In an deserted factory area, the Beijing authorities have given over the empty spaces to artists and galleries of all kinds, from small rooms of hand made cloths to SOHO looking galleries for the work of modern Chinese artists and for traveling art shows from the West--so there on a gray morning, Di and I wandered, along with many young Beijingers, taking in one of Cindy Sherman's self portraits--from the smoky East Village 1960s apartment scenes to a spot on a wall in District 789. A few kilometers away is the studio of Wei Wei who suffers for the independence of his work, for the questions his art throws up in the face of so much control, in the face of so much fear of unwatched, unsupervised expression. We found moments of this resistant voice here in the streets of Destrict 789--as much in the street sculpture as in the young people themselves, arms around each other, flirting with the images and their own youth. I say all of this and you know, of course, that I am only a granny looking for a second at a very complex cultural moment in this country of vast geographies, histories, plans.
Here over one of the galleries looms the remains of other abandoned factories, their twisted roofscapes like sculptures too, the broken windows, the emptiness of collapsed industrial spaces but on the streets in the Destrict a new life has taken hold--a mix of tourism, young love outings, artists keeping track of each other and the world.
The roof of the long pavilion of the Summer Palace, hundreds of years old and still vibrant.
The marble boat that never moves from its moorings on the lake of the Summer Palace. Deena tells us stories of the layering of society that went on along the walks and outdoor galleries of this now people's place, shows where the concubines would come out and stand evenly paced in their costumes for the night, as the Emperor and his entourage made their way past, waiting for his choice to be made. "Sometime they would sing," Deena said and it seemed we could hear their voices in the cold sun. Often for me on this journey, the curtain between the past and the present wore very thin but perhaps this is because of how aging is traveling in me and I in it, where times are just doors or curtains that a gust of wind can blow open and like the roofs of the unending galleries, revelations lead to revelations. An event is the gust of wind: a perfume or a tilt of the head or the headline of the day's paper.
Inside the Forbidden City, with throngs of visitors from all over China, a place that defies my camera skills, so huge, so continuous, each House with its courtyard large enough for hundreds of horsemen, so this is but a token moment of an uncapturable vista of a national historical vision, made mundane by its availability now.
If you look closely, you will see small figures of women sitting on stools, evenly paced. They are the volunteer watchers, who sit all day with their thermos of tea beside them, enduring the cold winds, red armbands with white lettering announcing their civic zeal. Here we are right across from Tianamen Square and the People's Hall where the largest gathering of Chinese government and regional delegates was taking place. But even at the entrance to our hutong, a similar woman was doing her job of watching.

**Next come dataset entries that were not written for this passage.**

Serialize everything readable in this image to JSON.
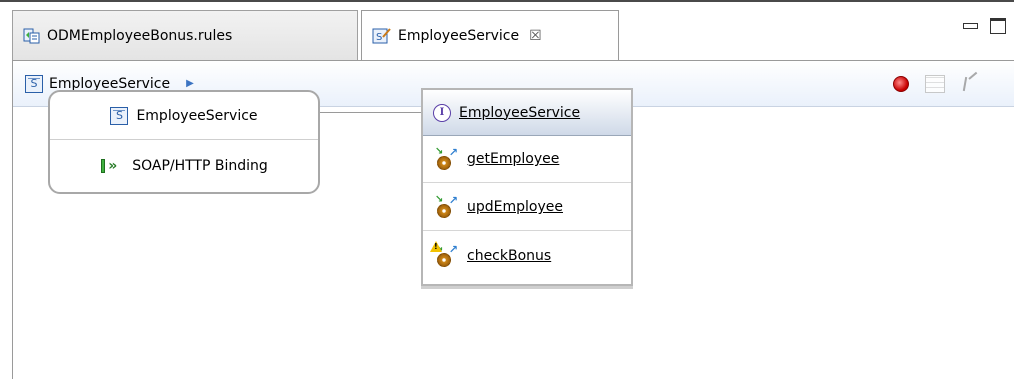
{
  "tabs": [
    {
      "label": "ODMEmployeeBonus.rules",
      "icon": "rules-file-icon",
      "active": false
    },
    {
      "label": "EmployeeService",
      "icon": "service-editor-icon",
      "active": true,
      "close_glyph": "☒"
    }
  ],
  "breadcrumb": {
    "icon": "service-s-icon",
    "label": "EmployeeService",
    "arrow": "▶"
  },
  "toolbar_icons": [
    "record-icon",
    "table-icon",
    "connect-icon"
  ],
  "export": {
    "name": "EmployeeService",
    "binding": "SOAP/HTTP Binding",
    "service_glyph": "S"
  },
  "interface": {
    "name": "EmployeeService",
    "glyph": "I",
    "operations": [
      {
        "name": "getEmployee",
        "warning": false
      },
      {
        "name": "updEmployee",
        "warning": false
      },
      {
        "name": "checkBonus",
        "warning": true
      }
    ]
  },
  "colors": {
    "accent": "#2a5fa8",
    "interface_glyph": "#5a3fa8",
    "binding_green": "#3fb03f",
    "warning": "#f2c200"
  }
}
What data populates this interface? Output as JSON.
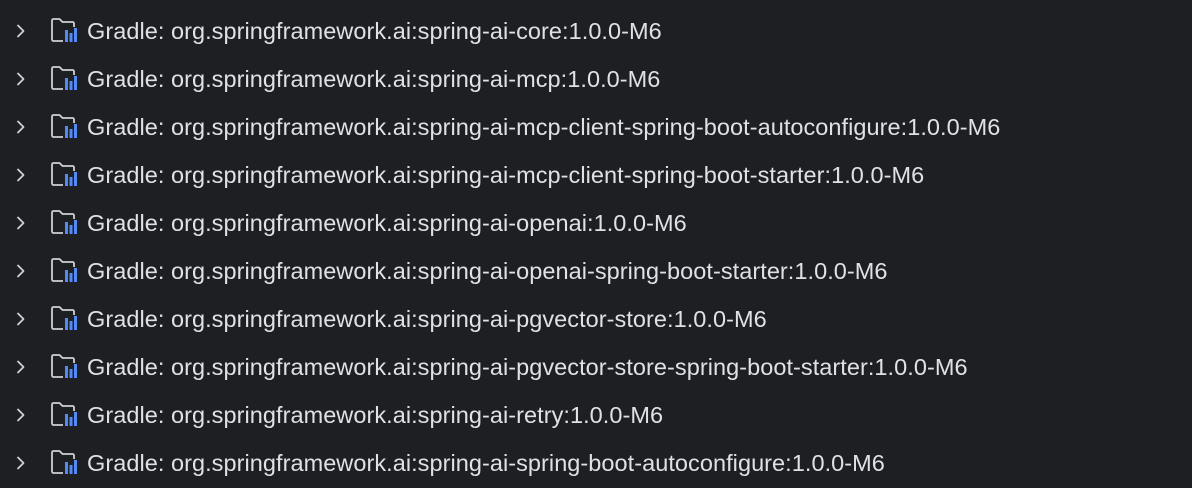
{
  "tree": {
    "items": [
      {
        "label": "Gradle: org.springframework.ai:spring-ai-core:1.0.0-M6"
      },
      {
        "label": "Gradle: org.springframework.ai:spring-ai-mcp:1.0.0-M6"
      },
      {
        "label": "Gradle: org.springframework.ai:spring-ai-mcp-client-spring-boot-autoconfigure:1.0.0-M6"
      },
      {
        "label": "Gradle: org.springframework.ai:spring-ai-mcp-client-spring-boot-starter:1.0.0-M6"
      },
      {
        "label": "Gradle: org.springframework.ai:spring-ai-openai:1.0.0-M6"
      },
      {
        "label": "Gradle: org.springframework.ai:spring-ai-openai-spring-boot-starter:1.0.0-M6"
      },
      {
        "label": "Gradle: org.springframework.ai:spring-ai-pgvector-store:1.0.0-M6"
      },
      {
        "label": "Gradle: org.springframework.ai:spring-ai-pgvector-store-spring-boot-starter:1.0.0-M6"
      },
      {
        "label": "Gradle: org.springframework.ai:spring-ai-retry:1.0.0-M6"
      },
      {
        "label": "Gradle: org.springframework.ai:spring-ai-spring-boot-autoconfigure:1.0.0-M6"
      }
    ],
    "expand_icon": "chevron-right-icon",
    "item_icon": "library-folder-icon"
  },
  "colors": {
    "background": "#1e1f22",
    "text": "#dfe1e5",
    "icon_outline": "#ced0d6",
    "icon_accent": "#548af7"
  }
}
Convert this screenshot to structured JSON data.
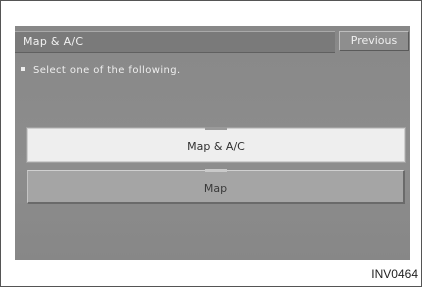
{
  "screen": {
    "title": "Map & A/C",
    "previous_label": "Previous",
    "instruction": "Select one of the following.",
    "options": [
      {
        "label": "Map & A/C",
        "state": "selected"
      },
      {
        "label": "Map",
        "state": "normal"
      }
    ]
  },
  "caption": "INV0464"
}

What they are looking for we could only imagine, and what were we really seeing, these rustlers as the English translation of the job reads, we do not know but surveillance and tea and cold were with us all our time in Beijing as well as the warmth and openness of so many Beijingers.
We are standing in the Square looking around, Mao's tomb at one end, soldiers standing erect and constant at the monument at the other end of the Square where many so many took on the tanks of their own government, like so many American students have been doing through the 20th century, not tanks but rifles and batons, dogs and water canons, and as has happened before in our public life in Beijing, people excited by our presence rush into the picture. Asking if it would be alright with head nods and hand movements, we all express our pleasure at entering each other's frames. Now we travel with an image of this woman and she travels with an image of La Professoressa, beyond the watchers of both governments.